Fiadoni
Buona Pasqua
(Happy Easter)
It started with Fiadoni
The night before Easter I asked PKP “would you like Fiadoni tomorrow…”You know those little cheesey pastries that I made last year, the traditional Abbruzese ones, that are eaten over Easter.
I had him at ‘little cheesey pastries’.
Like so much of Italian cooking, the combination of local flavours come together to produce something very special. In this case it’s a tiny, warm pasty, the dough made with olive oil and wine and then filled with delicious local cheeses, that ooze out when they cook and fill the home with their aroma.
In Kenya we would have called them bitings.
So I proceeded. A measure of local olive oil was combined with a generous splash of Sauvignon blanc. I could have use Pecorino or Trebbiano wines, to keep it really local.
The sdiuno is the breakfast taken early on Easter Sunday morning in Central Italy. The day starts with a filling meal, followed by a lunch later. This Easter breakfast tradition is so important. Traditionally, after the abstinence from food on Good Friday and Easter Saturday, the Abruzzo Easter feast is a breaking of the fast.
Last year I brought a bit of Abruzzo to Norway, making Fiadoni in our tiny cabin on Hisøy. I couldn’t find any Abruzzese cheeses in the supermarket, so I improvised with some Norwegian hard cheese. I shared them with my friend and her boys, as we walked by the river Nidelv.

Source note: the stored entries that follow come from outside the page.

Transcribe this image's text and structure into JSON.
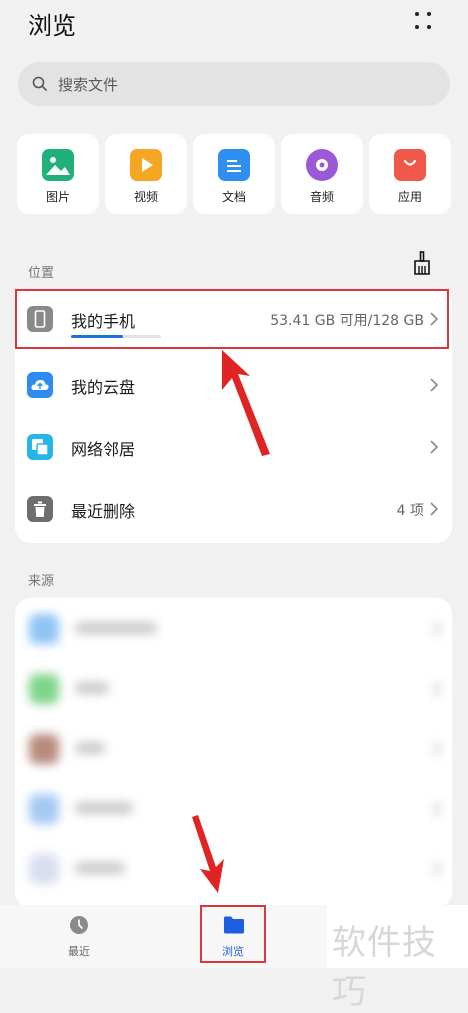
{
  "header": {
    "title": "浏览",
    "more_icon": "more-dots-icon"
  },
  "search": {
    "placeholder": "搜索文件"
  },
  "categories": [
    {
      "label": "图片",
      "icon": "image-icon",
      "color": "#21b07a"
    },
    {
      "label": "视频",
      "icon": "video-icon",
      "color": "#f5a623"
    },
    {
      "label": "文档",
      "icon": "document-icon",
      "color": "#2f8ff0"
    },
    {
      "label": "音频",
      "icon": "audio-icon",
      "color": "#9b59d8"
    },
    {
      "label": "应用",
      "icon": "app-store-icon",
      "color": "#f0584a"
    }
  ],
  "location": {
    "section_label": "位置",
    "clean_icon": "broom-icon",
    "items": [
      {
        "label": "我的手机",
        "value": "53.41 GB 可用/128 GB",
        "storage_used_fraction": 0.58,
        "icon": "phone-icon",
        "color": "#8a8a8a"
      },
      {
        "label": "我的云盘",
        "value": "",
        "icon": "cloud-icon",
        "color": "#2e8cf0"
      },
      {
        "label": "网络邻居",
        "value": "",
        "icon": "network-icon",
        "color": "#25b5e8"
      },
      {
        "label": "最近删除",
        "value": "4 项",
        "icon": "trash-icon",
        "color": "#6e6e6e"
      }
    ]
  },
  "sources": {
    "section_label": "来源"
  },
  "nav": {
    "recent": {
      "label": "最近",
      "icon": "clock-icon"
    },
    "browse": {
      "label": "浏览",
      "icon": "folder-icon"
    }
  },
  "watermark": "软件技巧",
  "colors": {
    "accent": "#1e6fe0",
    "highlight": "#d9363e"
  }
}
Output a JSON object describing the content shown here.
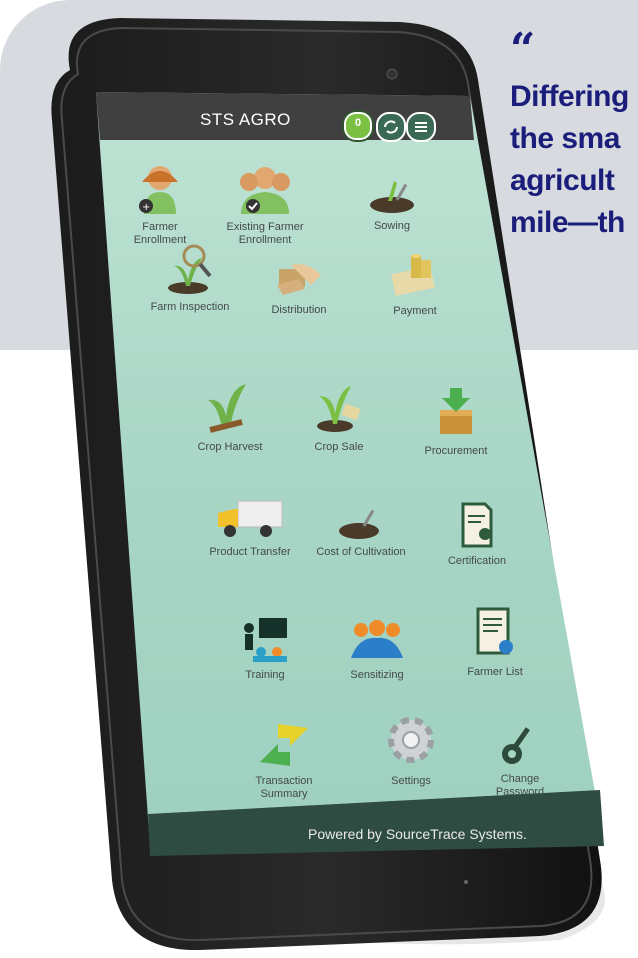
{
  "quote": {
    "mark": "“",
    "lines": [
      "Differing",
      "the sma",
      "agricult",
      "mile—th"
    ]
  },
  "app": {
    "title": "STS AGRO",
    "toggle_label": "0",
    "footer": "Powered by SourceTrace Systems."
  },
  "tiles": [
    {
      "label": "Farmer Enrollment",
      "icon": "farmer-add-icon"
    },
    {
      "label": "Existing Farmer Enrollment",
      "icon": "farmers-check-icon"
    },
    {
      "label": "Sowing",
      "icon": "sowing-icon"
    },
    {
      "label": "Farm Inspection",
      "icon": "inspection-icon"
    },
    {
      "label": "Distribution",
      "icon": "distribution-icon"
    },
    {
      "label": "Payment",
      "icon": "payment-icon"
    },
    {
      "label": "Crop Harvest",
      "icon": "harvest-icon"
    },
    {
      "label": "Crop Sale",
      "icon": "crop-sale-icon"
    },
    {
      "label": "Procurement",
      "icon": "procurement-icon"
    },
    {
      "label": "Product Transfer",
      "icon": "truck-icon"
    },
    {
      "label": "Cost of Cultivation",
      "icon": "soil-icon"
    },
    {
      "label": "Certification",
      "icon": "certificate-icon"
    },
    {
      "label": "Training",
      "icon": "training-icon"
    },
    {
      "label": "Sensitizing",
      "icon": "group-icon"
    },
    {
      "label": "Farmer List",
      "icon": "list-icon"
    },
    {
      "label": "Transaction Summary",
      "icon": "arrows-icon"
    },
    {
      "label": "Settings",
      "icon": "gear-icon"
    },
    {
      "label": "Change Password",
      "icon": "key-icon"
    }
  ],
  "colors": {
    "quote": "#1a1d7a",
    "screen": "#b7ddcf",
    "header": "#3f403f",
    "footer": "#2f4c43"
  }
}
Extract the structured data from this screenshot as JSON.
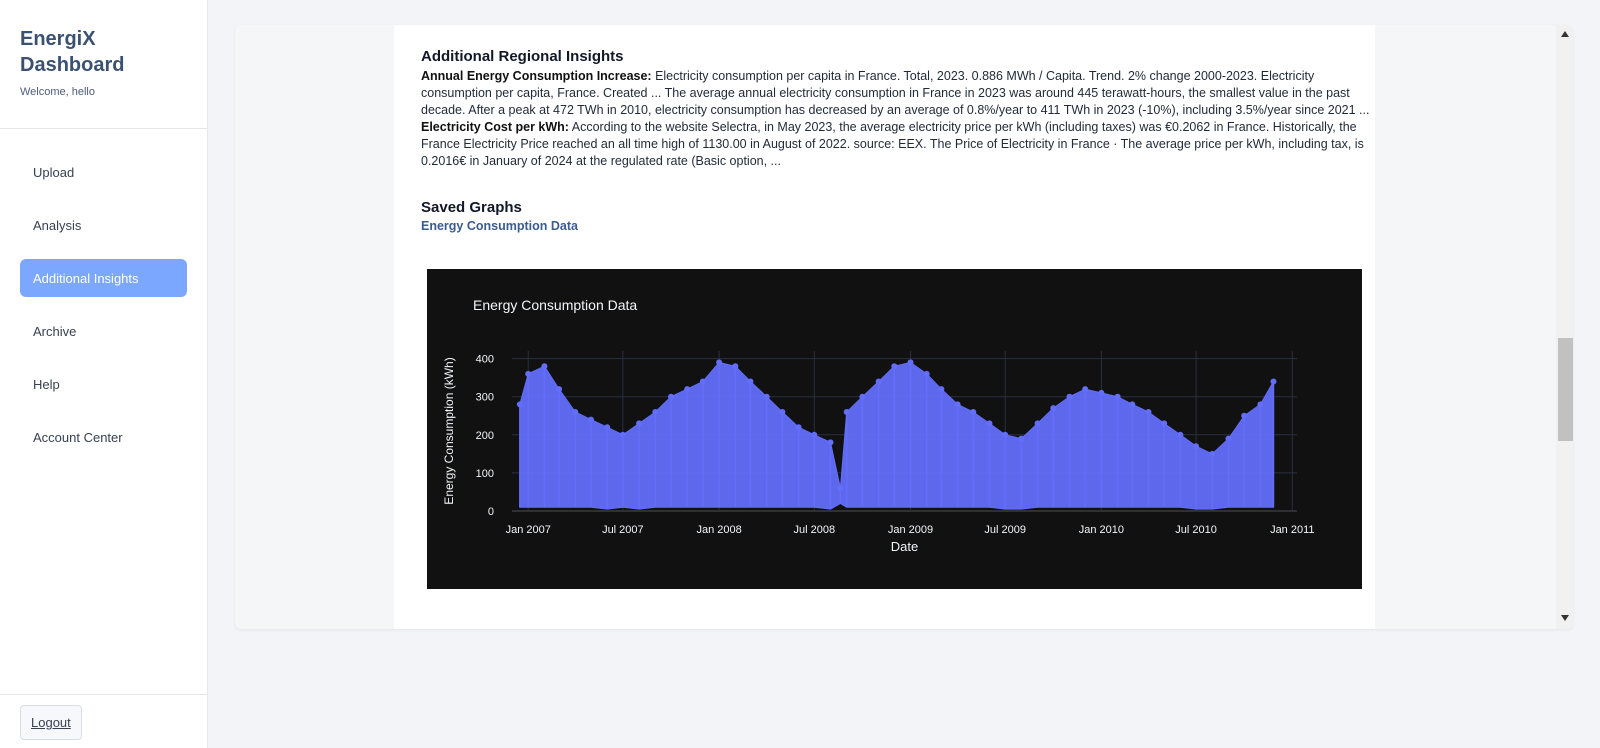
{
  "sidebar": {
    "brand_title": "EnergiX Dashboard",
    "welcome": "Welcome, hello",
    "items": [
      {
        "label": "Upload",
        "active": false
      },
      {
        "label": "Analysis",
        "active": false
      },
      {
        "label": "Additional Insights",
        "active": true
      },
      {
        "label": "Archive",
        "active": false
      },
      {
        "label": "Help",
        "active": false
      },
      {
        "label": "Account Center",
        "active": false
      }
    ],
    "logout_label": "Logout",
    "accent_color": "#7ba7ff"
  },
  "insights": {
    "title": "Additional Regional Insights",
    "consumption_label": "Annual Energy Consumption Increase:",
    "consumption_text": " Electricity consumption per capita in France. Total, 2023. 0.886 MWh / Capita. Trend. 2% change 2000-2023. Electricity consumption per capita, France. Created ... The average annual electricity consumption in France in 2023 was around 445 terawatt-hours, the smallest value in the past decade. After a peak at 472 TWh in 2010, electricity consumption has decreased by an average of 0.8%/year to 411 TWh in 2023 (-10%), including 3.5%/year since 2021 ...",
    "cost_label": "Electricity Cost per kWh:",
    "cost_text": " According to the website Selectra, in May 2023, the average electricity price per kWh (including taxes) was €0.2062 in France. Historically, the France Electricity Price reached an all time high of 1130.00 in August of 2022. source: EEX. The Price of Electricity in France · The average price per kWh, including tax, is 0.2016€ in January of 2024 at the regulated rate (Basic option, ..."
  },
  "saved_graphs": {
    "title": "Saved Graphs",
    "graph_name": "Energy Consumption Data"
  },
  "chart_data": {
    "type": "scatter",
    "title": "Energy Consumption Data",
    "xlabel": "Date",
    "ylabel": "Energy Consumption (kWh)",
    "ylim": [
      0,
      420
    ],
    "yticks": [
      0,
      100,
      200,
      300,
      400
    ],
    "xticks": [
      "Jan 2007",
      "Jul 2007",
      "Jan 2008",
      "Jul 2008",
      "Jan 2009",
      "Jul 2009",
      "Jan 2010",
      "Jul 2010",
      "Jan 2011"
    ],
    "xlim": [
      "2006-12-01",
      "2011-01-10"
    ],
    "grid": true,
    "background": "#111111",
    "marker_color": "#636efa",
    "series": [
      {
        "x": [
          "2006-12-16",
          "2007-01-01",
          "2007-02-01",
          "2007-03-01",
          "2007-04-01",
          "2007-05-01",
          "2007-06-01",
          "2007-07-01",
          "2007-08-01",
          "2007-09-01",
          "2007-10-01",
          "2007-11-01",
          "2007-12-01",
          "2008-01-01",
          "2008-02-01",
          "2008-03-01",
          "2008-04-01",
          "2008-05-01",
          "2008-06-01",
          "2008-07-01",
          "2008-08-01",
          "2008-08-20",
          "2008-09-01",
          "2008-10-01",
          "2008-11-01",
          "2008-12-01",
          "2009-01-01",
          "2009-02-01",
          "2009-03-01",
          "2009-04-01",
          "2009-05-01",
          "2009-06-01",
          "2009-07-01",
          "2009-08-01",
          "2009-09-01",
          "2009-10-01",
          "2009-11-01",
          "2009-12-01",
          "2010-01-01",
          "2010-02-01",
          "2010-03-01",
          "2010-04-01",
          "2010-05-01",
          "2010-06-01",
          "2010-07-01",
          "2010-08-01",
          "2010-09-01",
          "2010-10-01",
          "2010-11-01",
          "2010-11-26"
        ],
        "y_max": [
          280,
          360,
          380,
          320,
          260,
          240,
          220,
          200,
          230,
          260,
          300,
          320,
          340,
          390,
          380,
          340,
          300,
          260,
          220,
          200,
          180,
          60,
          260,
          300,
          340,
          380,
          390,
          360,
          320,
          280,
          260,
          230,
          200,
          190,
          230,
          270,
          300,
          320,
          310,
          300,
          280,
          260,
          230,
          200,
          170,
          150,
          190,
          250,
          280,
          340
        ],
        "y_min": [
          10,
          10,
          10,
          10,
          10,
          10,
          5,
          10,
          5,
          10,
          10,
          10,
          10,
          10,
          10,
          10,
          10,
          10,
          10,
          10,
          5,
          20,
          10,
          10,
          10,
          10,
          10,
          10,
          10,
          10,
          10,
          10,
          5,
          5,
          10,
          10,
          10,
          10,
          10,
          10,
          10,
          10,
          10,
          10,
          5,
          5,
          10,
          10,
          10,
          10
        ]
      }
    ]
  }
}
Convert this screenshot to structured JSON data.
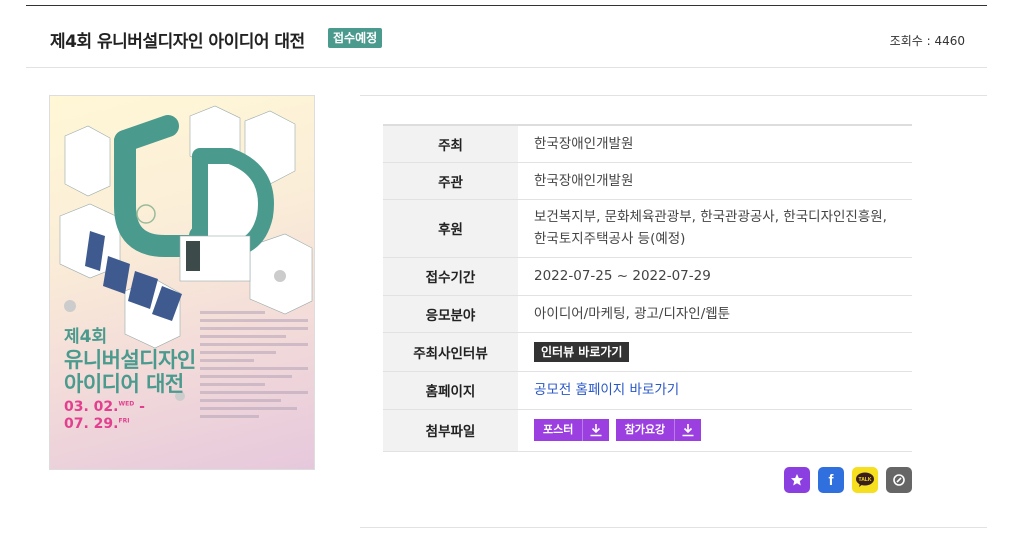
{
  "header": {
    "title": "제4회 유니버설디자인 아이디어 대전",
    "status_badge": "접수예정",
    "views": "조회수 : 4460"
  },
  "poster": {
    "title_line1": "제4회",
    "title_line2": "유니버설디자인",
    "title_line3": "아이디어 대전",
    "date_start": "03. 02.",
    "date_start_day": "WED",
    "date_sep": "-",
    "date_end": "07. 29.",
    "date_end_day": "FRI",
    "colors": {
      "accent": "#4a9a8e",
      "date": "#e2408e"
    }
  },
  "info": {
    "rows": [
      {
        "label": "주최",
        "value": "한국장애인개발원"
      },
      {
        "label": "주관",
        "value": "한국장애인개발원"
      },
      {
        "label": "후원",
        "value_line1": "보건복지부, 문화체육관광부, 한국관광공사, 한국디자인진흥원,",
        "value_line2": "한국토지주택공사 등(예정)"
      },
      {
        "label": "접수기간",
        "value": "2022-07-25 ~ 2022-07-29"
      },
      {
        "label": "응모분야",
        "value": "아이디어/마케팅, 광고/디자인/웹툰"
      },
      {
        "label": "주최사인터뷰",
        "button": "인터뷰 바로가기"
      },
      {
        "label": "홈페이지",
        "link": "공모전 홈페이지 바로가기"
      },
      {
        "label": "첨부파일",
        "files": [
          "포스터",
          "참가요강"
        ]
      }
    ]
  },
  "share": {
    "icons": [
      "star-icon",
      "facebook-icon",
      "kakaotalk-icon",
      "link-icon"
    ],
    "kakao_label": "TALK",
    "facebook_glyph": "f"
  }
}
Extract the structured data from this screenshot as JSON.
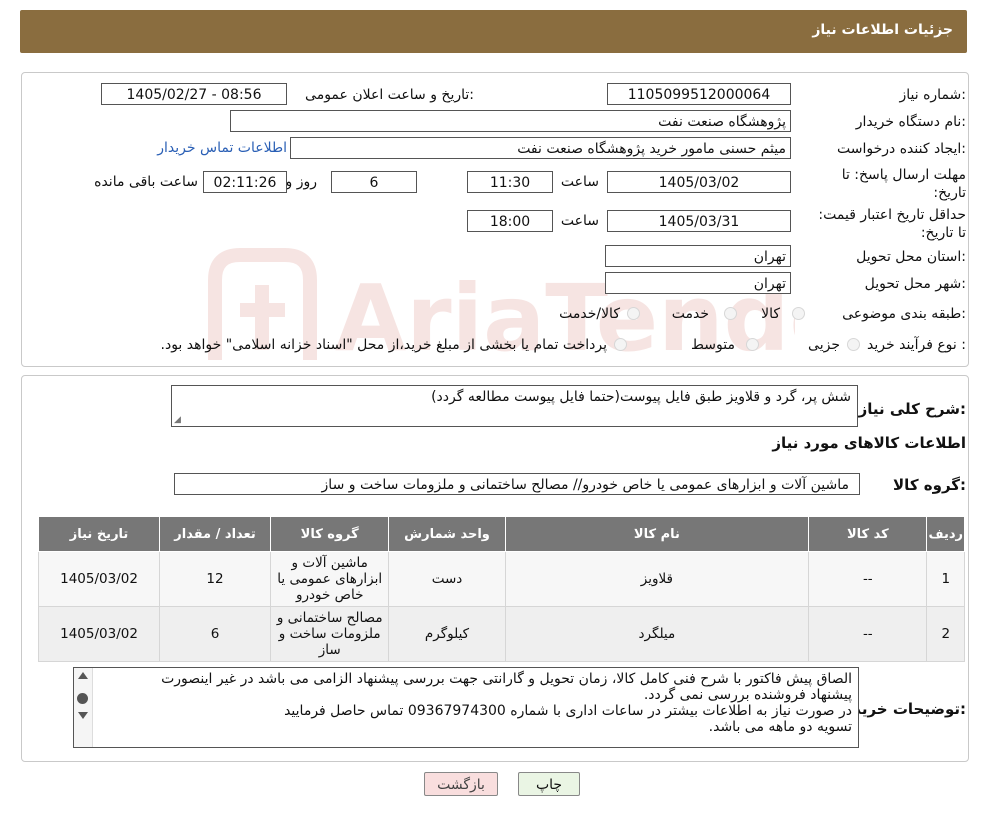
{
  "header": {
    "title": "جزئیات اطلاعات نیاز"
  },
  "watermark": {
    "text": "AriaTender.neT"
  },
  "details": {
    "need_number_label": "شماره نیاز:",
    "need_number": "1105099512000064",
    "announce_label": "تاریخ و ساعت اعلان عمومی:",
    "announce_value": "1405/02/27 - 08:56",
    "buyer_org_label": "نام دستگاه خریدار:",
    "buyer_org": "پژوهشگاه صنعت نفت",
    "requester_label": "ایجاد کننده درخواست:",
    "requester": "میثم حسنی مامور خرید پژوهشگاه صنعت نفت",
    "contact_link": "اطلاعات تماس خریدار",
    "deadline_label": "مهلت ارسال پاسخ: تا تاریخ:",
    "deadline_date": "1405/03/02",
    "time_label": "ساعت",
    "deadline_time": "11:30",
    "days_value": "6",
    "days_label": "روز و",
    "remaining_value": "02:11:26",
    "remaining_label": "ساعت باقی مانده",
    "validity_label": "حداقل تاریخ اعتبار قیمت: تا تاریخ:",
    "validity_date": "1405/03/31",
    "validity_time_label": "ساعت",
    "validity_time": "18:00",
    "province_label": "استان محل تحویل:",
    "province": "تهران",
    "city_label": "شهر محل تحویل:",
    "city": "تهران",
    "category_label": "طبقه بندی موضوعی:",
    "category_options": [
      "کالا",
      "خدمت",
      "کالا/خدمت"
    ],
    "process_label": "نوع فرآیند خرید :",
    "process_options": [
      "جزیی",
      "متوسط"
    ],
    "process_note": "پرداخت تمام یا بخشی از مبلغ خرید،از محل \"اسناد خزانه اسلامی\" خواهد بود."
  },
  "description": {
    "label": "شرح کلی نیاز:",
    "value": "شش پر، گرد و قلاویز طبق فایل پیوست(حتما فایل پیوست مطالعه گردد)"
  },
  "goods": {
    "section_title": "اطلاعات کالاهای مورد نیاز",
    "group_label": "گروه کالا:",
    "group_value": "ماشین آلات و ابزارهای عمومی یا خاص خودرو// مصالح ساختمانی و ملزومات ساخت و ساز"
  },
  "table": {
    "headers": [
      "ردیف",
      "کد کالا",
      "نام کالا",
      "واحد شمارش",
      "گروه کالا",
      "تعداد / مقدار",
      "تاریخ نیاز"
    ],
    "rows": [
      [
        "1",
        "--",
        "قلاویز",
        "دست",
        "ماشین آلات و ابزارهای عمومی یا خاص خودرو",
        "12",
        "1405/03/02"
      ],
      [
        "2",
        "--",
        "میلگرد",
        "کیلوگرم",
        "مصالح ساختمانی و ملزومات ساخت و ساز",
        "6",
        "1405/03/02"
      ]
    ]
  },
  "notes": {
    "label": "توضیحات خریدار:",
    "lines": [
      "الصاق پیش فاکتور با شرح فنی کامل کالا، زمان تحویل و گارانتی جهت بررسی پیشنهاد الزامی می باشد در غیر اینصورت",
      "پیشنهاد فروشنده بررسی نمی گردد.",
      "در صورت نیاز به اطلاعات بیشتر در ساعات اداری با شماره 09367974300 تماس حاصل فرمایید",
      "تسویه دو ماهه می باشد."
    ]
  },
  "buttons": {
    "print": "چاپ",
    "back": "بازگشت"
  }
}
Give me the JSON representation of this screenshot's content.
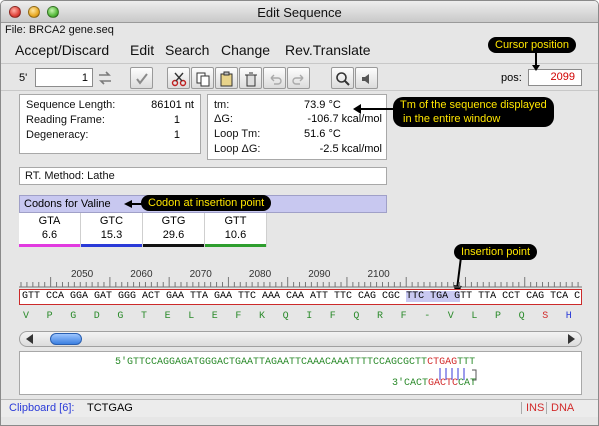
{
  "window": {
    "title": "Edit Sequence",
    "file_label": "File: BRCA2 gene.seq"
  },
  "menu": {
    "items": [
      "Accept/Discard",
      "Edit",
      "Search",
      "Change",
      "Rev.Translate"
    ]
  },
  "toolbar": {
    "frame_label": "5'",
    "frame_value": "1",
    "pos_label": "pos:",
    "pos_value": "2099"
  },
  "stats": {
    "seq_length_label": "Sequence Length:",
    "seq_length_value": "86101 nt",
    "reading_frame_label": "Reading Frame:",
    "reading_frame_value": "1",
    "degeneracy_label": "Degeneracy:",
    "degeneracy_value": "1"
  },
  "thermo": {
    "tm_label": "tm:",
    "tm_value": "73.9 °C",
    "dg_label": "ΔG:",
    "dg_value": "-106.7 kcal/mol",
    "loop_tm_label": "Loop Tm:",
    "loop_tm_value": "51.6 °C",
    "loop_dg_label": "Loop ΔG:",
    "loop_dg_value": "-2.5 kcal/mol"
  },
  "rt_method": "RT. Method: Lathe",
  "codons": {
    "header": "Codons for Valine",
    "items": [
      {
        "codon": "GTA",
        "value": "6.6",
        "color": "#e23ae0"
      },
      {
        "codon": "GTC",
        "value": "15.3",
        "color": "#2a3ad8"
      },
      {
        "codon": "GTG",
        "value": "29.6",
        "color": "#111111"
      },
      {
        "codon": "GTT",
        "value": "10.6",
        "color": "#2e9e2e"
      }
    ]
  },
  "ruler": {
    "ticks": [
      "2050",
      "2060",
      "2070",
      "2080",
      "2090",
      "2100"
    ]
  },
  "sequence": {
    "dna_before": "GTT CCA GGA GAT GGG ACT GAA TTA GAA TTC AAA CAA ATT TTC CAG CGC ",
    "dna_highlight": "TTC TGA G",
    "dna_after": "TT TTA CCT CAG TCA C",
    "aa": [
      "V",
      "P",
      "G",
      "D",
      "G",
      "T",
      "E",
      "L",
      "E",
      "F",
      "K",
      "Q",
      "I",
      "F",
      "Q",
      "R",
      "F",
      "-",
      "V",
      "L",
      "P",
      "Q",
      "S",
      "H"
    ],
    "aa_colors": [
      "#2a8a2a",
      "#2a8a2a",
      "#2a8a2a",
      "#2a8a2a",
      "#2a8a2a",
      "#2a8a2a",
      "#2a8a2a",
      "#2a8a2a",
      "#2a8a2a",
      "#2a8a2a",
      "#2a8a2a",
      "#2a8a2a",
      "#2a8a2a",
      "#2a8a2a",
      "#2a8a2a",
      "#2a8a2a",
      "#2a8a2a",
      "#2a8a2a",
      "#2a8a2a",
      "#2a8a2a",
      "#2a8a2a",
      "#2a8a2a",
      "#d22a2a",
      "#2a3ad8"
    ]
  },
  "primer": {
    "top_prefix": "5'GTTCCAGGAGATGGGACTGAATTAGAATTCAAACAAATTTTCCAGCGCTT",
    "top_red": "CTGAG",
    "top_suffix": "TTT",
    "bottom_prefix": "3'CACT",
    "bottom_red": "GACTC",
    "bottom_suffix": "CAT"
  },
  "status": {
    "clipboard_label": "Clipboard [6]:",
    "clipboard_value": "TCTGAG",
    "ins": "INS",
    "dna": "DNA"
  },
  "callouts": {
    "cursor": "Cursor position",
    "tm": "Tm of the sequence displayed\n in the entire window",
    "codon": "Codon at insertion point",
    "insertion": "Insertion point"
  }
}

This year, we switch. I’m bringing a bit of Norway to Abruzzo. These were the paper eggs that our friend Dee gave us, filled with Easter treats. I carried these delicate ‘egg shells’ in our hand luggage, everywhere that we went travelling in Norway last summer; up the West Coast, sailing on the Hurtigruten, to Tromso and then on to Oslo. The four shells finally made it in tact to Rome, via two flights. This year they are filled with Italian Easter treats.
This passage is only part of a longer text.